= Make Me a Pallet on the Floor =

American blues song

"Make Me a Pallet on the Floor" (Roud 13930; also "Make Me a Pallet on your Floor", "Make Me a Pallet", or "Pallet on the Floor") is a blues/jazz/folk song. It is considered a standard. As Jelly Roll Morton explained, "A pallet is something that – you get some quilts – in other words, it's a bed that's made on a floor without any four posters on 'em."

==Structure==
The melody is 16 bars long. One writer describes the structure as "a proto-blues [...that] has little in common
musically with regular blues". When played in the key of C, the typical structure is:

| F | F | C | C |
| F | F | C | C |
| C | E^{ 7} | Am | Fm^{ 6} |
| C | D^{ 7}G^{ 7} | C | C |

==History==
The composition probably originates from the end of the nineteenth century. One jazz historian states that the song "could have been sung around New Orleans in the mid-1890s." A 1906 report in the Indianapolis Freeman referred to a performance of the song by "The Texas Teaser, Bennie Jones". It appeared in sheet music in 1908 as part of "Blind Boone's Southern Rag Medley No. One: Strains from the Alleys." "The lyrics first appear in a 1911 article by folklorist Howard Odum, who had transcribed them from a performance he had heard in Mississippi a few years before."
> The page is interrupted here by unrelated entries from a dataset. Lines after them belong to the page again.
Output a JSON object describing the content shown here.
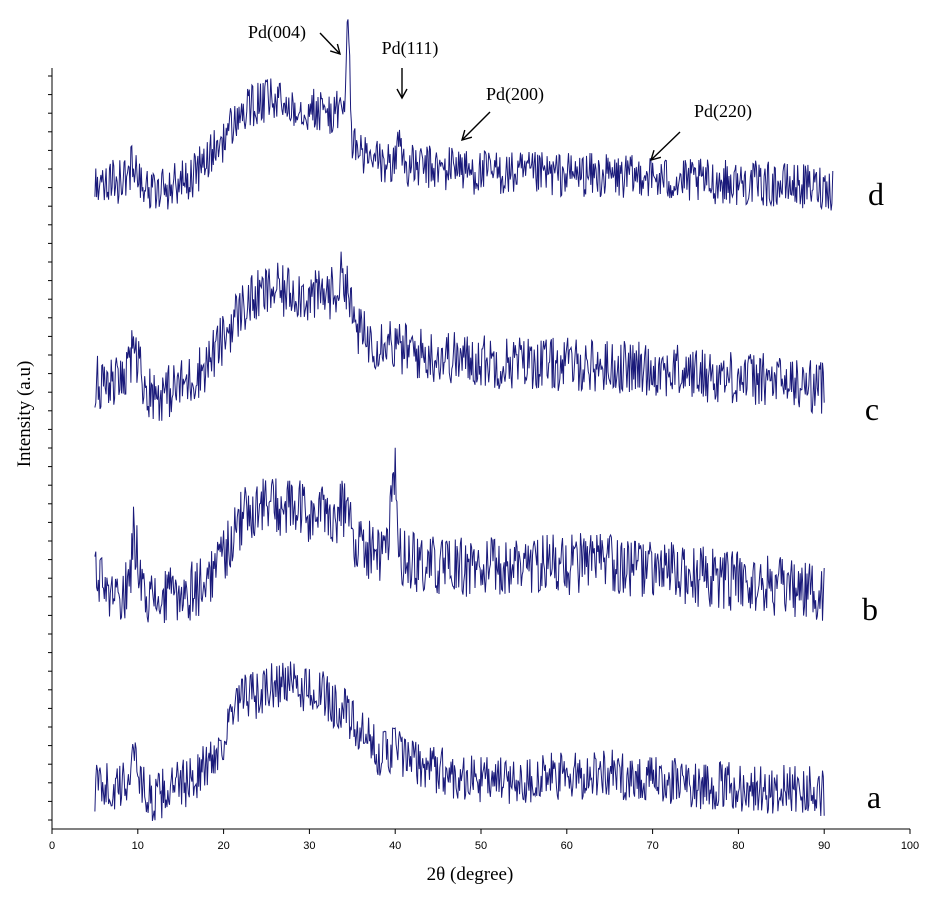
{
  "chart_data": {
    "type": "line",
    "xlabel": "2θ (degree)",
    "ylabel": "Intensity (a.u)",
    "xlim": [
      0,
      100
    ],
    "x_ticks": [
      0,
      10,
      20,
      30,
      40,
      50,
      60,
      70,
      80,
      90,
      100
    ],
    "y_ticks_labeled": false,
    "grid": false,
    "line_color": "#1a1a7a",
    "series": [
      {
        "name": "a",
        "x": [
          5,
          6,
          7,
          8,
          9,
          9.5,
          10,
          11,
          12,
          13,
          14,
          15,
          16,
          17,
          18,
          19,
          20,
          21,
          22,
          23,
          24,
          25,
          26,
          27,
          28,
          29,
          30,
          31,
          32,
          33,
          34,
          35,
          36,
          37,
          38,
          39,
          40,
          41,
          42,
          43,
          44,
          45,
          46,
          48,
          50,
          52,
          54,
          56,
          58,
          60,
          62,
          64,
          66,
          68,
          70,
          72,
          74,
          76,
          78,
          80,
          82,
          84,
          86,
          88,
          90
        ],
        "y": [
          0.3,
          0.5,
          0.2,
          0.3,
          0.6,
          1.5,
          0.8,
          0.1,
          0.0,
          0.2,
          0.3,
          0.4,
          0.5,
          0.7,
          0.9,
          1.2,
          1.6,
          2.2,
          2.6,
          2.8,
          2.7,
          2.9,
          3.0,
          3.1,
          3.0,
          2.9,
          3.0,
          2.8,
          2.7,
          2.5,
          2.4,
          2.0,
          1.7,
          1.5,
          1.3,
          1.2,
          1.5,
          1.1,
          1.0,
          0.9,
          0.9,
          0.8,
          0.7,
          0.6,
          0.55,
          0.5,
          0.5,
          0.55,
          0.6,
          0.6,
          0.65,
          0.75,
          0.65,
          0.6,
          0.5,
          0.5,
          0.45,
          0.4,
          0.35,
          0.35,
          0.3,
          0.25,
          0.3,
          0.25,
          0.2
        ]
      },
      {
        "name": "b",
        "x": [
          5,
          6,
          7,
          8,
          9,
          9.5,
          10,
          11,
          12,
          13,
          14,
          15,
          16,
          17,
          18,
          19,
          20,
          21,
          22,
          23,
          24,
          25,
          26,
          27,
          28,
          29,
          30,
          31,
          32,
          33,
          34,
          35,
          36,
          37,
          38,
          39,
          40,
          40.5,
          41,
          42,
          44,
          46,
          48,
          50,
          52,
          54,
          56,
          58,
          60,
          62,
          64,
          66,
          68,
          70,
          72,
          74,
          76,
          78,
          80,
          82,
          84,
          86,
          88,
          90
        ],
        "y": [
          0.7,
          0.4,
          0.2,
          0.3,
          0.5,
          1.6,
          1.2,
          0.3,
          0.2,
          0.2,
          0.3,
          0.3,
          0.4,
          0.5,
          0.6,
          0.9,
          1.2,
          1.6,
          1.9,
          2.1,
          2.2,
          2.3,
          2.2,
          2.1,
          2.2,
          2.1,
          2.0,
          2.0,
          2.1,
          2.0,
          2.2,
          1.6,
          1.4,
          1.3,
          1.2,
          1.1,
          3.0,
          1.2,
          1.1,
          1.0,
          0.95,
          0.9,
          0.9,
          0.9,
          0.9,
          0.95,
          1.0,
          1.0,
          0.95,
          1.0,
          1.0,
          0.95,
          0.9,
          0.85,
          0.8,
          0.75,
          0.7,
          0.65,
          0.6,
          0.55,
          0.5,
          0.45,
          0.4,
          0.35
        ]
      },
      {
        "name": "c",
        "x": [
          5,
          6,
          7,
          8,
          9,
          9.5,
          10,
          11,
          12,
          13,
          14,
          15,
          16,
          17,
          18,
          19,
          20,
          21,
          22,
          23,
          24,
          25,
          26,
          27,
          28,
          29,
          30,
          31,
          32,
          33,
          34,
          34.5,
          35,
          36,
          37,
          38,
          39,
          40,
          42,
          44,
          46,
          48,
          50,
          52,
          54,
          56,
          58,
          60,
          62,
          64,
          66,
          68,
          70,
          72,
          74,
          76,
          78,
          80,
          82,
          84,
          86,
          88,
          90
        ],
        "y": [
          0.4,
          0.3,
          0.3,
          0.4,
          0.6,
          1.4,
          0.9,
          0.2,
          0.1,
          0.1,
          0.2,
          0.3,
          0.4,
          0.6,
          0.8,
          1.1,
          1.4,
          1.8,
          2.1,
          2.3,
          2.4,
          2.5,
          2.6,
          2.5,
          2.6,
          2.5,
          2.4,
          2.4,
          2.5,
          2.5,
          3.0,
          2.6,
          1.9,
          1.5,
          1.4,
          1.3,
          1.5,
          1.2,
          1.1,
          1.0,
          1.0,
          0.9,
          0.9,
          0.85,
          0.85,
          0.85,
          0.8,
          0.8,
          0.8,
          0.75,
          0.75,
          0.7,
          0.7,
          0.65,
          0.6,
          0.55,
          0.5,
          0.5,
          0.45,
          0.4,
          0.35,
          0.3,
          0.25
        ]
      },
      {
        "name": "d",
        "x": [
          5,
          6,
          7,
          8,
          9,
          9.5,
          10,
          11,
          12,
          13,
          14,
          15,
          16,
          17,
          18,
          19,
          20,
          21,
          22,
          23,
          24,
          25,
          26,
          27,
          28,
          29,
          30,
          31,
          32,
          33,
          34,
          34.5,
          35,
          36,
          37,
          38,
          39,
          40,
          40.5,
          41,
          42,
          44,
          46,
          47,
          48,
          50,
          52,
          54,
          56,
          58,
          60,
          62,
          64,
          66,
          68,
          69,
          70,
          72,
          74,
          76,
          78,
          80,
          82,
          84,
          86,
          88,
          90,
          91
        ],
        "y": [
          0.4,
          0.4,
          0.3,
          0.3,
          0.5,
          1.0,
          0.6,
          0.1,
          0.0,
          0.1,
          0.2,
          0.3,
          0.4,
          0.6,
          0.9,
          1.2,
          1.5,
          1.9,
          2.2,
          2.4,
          2.5,
          2.6,
          2.6,
          2.5,
          2.5,
          2.4,
          2.4,
          2.3,
          2.3,
          2.2,
          2.4,
          4.8,
          1.4,
          1.1,
          0.9,
          0.9,
          0.8,
          0.8,
          1.8,
          0.8,
          0.7,
          0.7,
          0.6,
          0.9,
          0.6,
          0.55,
          0.55,
          0.5,
          0.5,
          0.5,
          0.5,
          0.5,
          0.45,
          0.45,
          0.4,
          0.6,
          0.35,
          0.35,
          0.3,
          0.3,
          0.3,
          0.25,
          0.25,
          0.2,
          0.2,
          0.15,
          0.15,
          0.1
        ]
      }
    ],
    "annotations": [
      {
        "text": "Pd(004)",
        "x": 34.5,
        "series": "d"
      },
      {
        "text": "Pd(111)",
        "x": 40.5,
        "series": "d"
      },
      {
        "text": "Pd(200)",
        "x": 47,
        "series": "d"
      },
      {
        "text": "Pd(220)",
        "x": 69,
        "series": "d"
      }
    ]
  }
}
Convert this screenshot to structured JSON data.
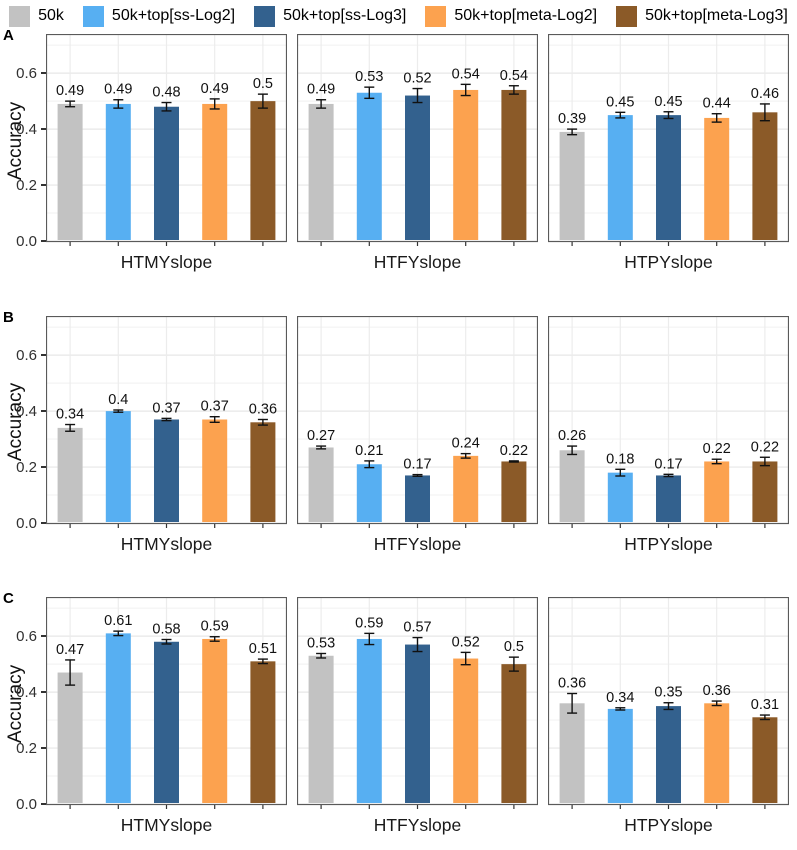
{
  "legend": {
    "items": [
      {
        "label": "50k",
        "color": "#c2c2c2"
      },
      {
        "label": "50k+top[ss-Log2]",
        "color": "#57aff2"
      },
      {
        "label": "50k+top[ss-Log3]",
        "color": "#33618e"
      },
      {
        "label": "50k+top[meta-Log2]",
        "color": "#fca24f"
      },
      {
        "label": "50k+top[meta-Log3]",
        "color": "#8b5a28"
      }
    ]
  },
  "figure": {
    "yticks": [
      0.0,
      0.2,
      0.4,
      0.6
    ],
    "grid": "on",
    "legend_position": "top"
  },
  "chart_data": [
    {
      "type": "bar",
      "panel": "A",
      "ylabel": "Accuracy",
      "ylim": [
        0,
        0.74
      ],
      "categories": [
        "HTMYslope",
        "HTFYslope",
        "HTPYslope"
      ],
      "series": [
        {
          "name": "50k",
          "color": "#c2c2c2",
          "values": [
            0.49,
            0.49,
            0.39
          ],
          "errors": [
            0.01,
            0.015,
            0.01
          ]
        },
        {
          "name": "50k+top[ss-Log2]",
          "color": "#57aff2",
          "values": [
            0.49,
            0.53,
            0.45
          ],
          "errors": [
            0.015,
            0.02,
            0.01
          ]
        },
        {
          "name": "50k+top[ss-Log3]",
          "color": "#33618e",
          "values": [
            0.48,
            0.52,
            0.45
          ],
          "errors": [
            0.015,
            0.025,
            0.012
          ]
        },
        {
          "name": "50k+top[meta-Log2]",
          "color": "#fca24f",
          "values": [
            0.49,
            0.54,
            0.44
          ],
          "errors": [
            0.018,
            0.02,
            0.015
          ]
        },
        {
          "name": "50k+top[meta-Log3]",
          "color": "#8b5a28",
          "values": [
            0.5,
            0.54,
            0.46
          ],
          "errors": [
            0.025,
            0.015,
            0.03
          ]
        }
      ]
    },
    {
      "type": "bar",
      "panel": "B",
      "ylabel": "Accuracy",
      "ylim": [
        0,
        0.74
      ],
      "categories": [
        "HTMYslope",
        "HTFYslope",
        "HTPYslope"
      ],
      "series": [
        {
          "name": "50k",
          "color": "#c2c2c2",
          "values": [
            0.34,
            0.27,
            0.26
          ],
          "errors": [
            0.012,
            0.005,
            0.015
          ]
        },
        {
          "name": "50k+top[ss-Log2]",
          "color": "#57aff2",
          "values": [
            0.4,
            0.21,
            0.18
          ],
          "errors": [
            0.004,
            0.012,
            0.012
          ]
        },
        {
          "name": "50k+top[ss-Log3]",
          "color": "#33618e",
          "values": [
            0.37,
            0.17,
            0.17
          ],
          "errors": [
            0.004,
            0.003,
            0.004
          ]
        },
        {
          "name": "50k+top[meta-Log2]",
          "color": "#fca24f",
          "values": [
            0.37,
            0.24,
            0.22
          ],
          "errors": [
            0.01,
            0.008,
            0.008
          ]
        },
        {
          "name": "50k+top[meta-Log3]",
          "color": "#8b5a28",
          "values": [
            0.36,
            0.22,
            0.22
          ],
          "errors": [
            0.01,
            0.002,
            0.015
          ]
        }
      ]
    },
    {
      "type": "bar",
      "panel": "C",
      "ylabel": "Accuracy",
      "ylim": [
        0,
        0.74
      ],
      "categories": [
        "HTMYslope",
        "HTFYslope",
        "HTPYslope"
      ],
      "series": [
        {
          "name": "50k",
          "color": "#c2c2c2",
          "values": [
            0.47,
            0.53,
            0.36
          ],
          "errors": [
            0.045,
            0.008,
            0.035
          ]
        },
        {
          "name": "50k+top[ss-Log2]",
          "color": "#57aff2",
          "values": [
            0.61,
            0.59,
            0.34
          ],
          "errors": [
            0.008,
            0.02,
            0.004
          ]
        },
        {
          "name": "50k+top[ss-Log3]",
          "color": "#33618e",
          "values": [
            0.58,
            0.57,
            0.35
          ],
          "errors": [
            0.008,
            0.025,
            0.012
          ]
        },
        {
          "name": "50k+top[meta-Log2]",
          "color": "#fca24f",
          "values": [
            0.59,
            0.52,
            0.36
          ],
          "errors": [
            0.008,
            0.022,
            0.008
          ]
        },
        {
          "name": "50k+top[meta-Log3]",
          "color": "#8b5a28",
          "values": [
            0.51,
            0.5,
            0.31
          ],
          "errors": [
            0.008,
            0.025,
            0.008
          ]
        }
      ]
    }
  ]
}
Some sources attribute the modern score to W. C. Handy, who later modified it into a song known as "Atlanta Blues". He published "Atlanta Blues" in 1923, featuring lyrics credited to Dave Elman. The first recording of the melody appears in Handy's band's 1917 performance of "Sweet Child", which was written by Stovall and Ewing.

Early recordings of the song were made by numerous musicians, including Virginia Liston ("Make Me a Pallet", OKeh 8247, 1925), Ethel Waters, ("Make Me a Pallet on the Floor", Columbia 14125-D, 1926), Mississippi John Hurt ("Ain't No Tellin'", OKeh 8759, 1928); and country music duo the Stripling Brothers ("Pallet on the Floor", Decca 5367, 1936).

During a live session captured by Alan Lomax, Delta blues guitarist and singer Sam Chatmon accounted, "When I first started picking guitar it was about the first or the second [song] I learned ... [I] was about 4 years old", making it the year 1901 when Sam learned the song in Bolton, Mississippi.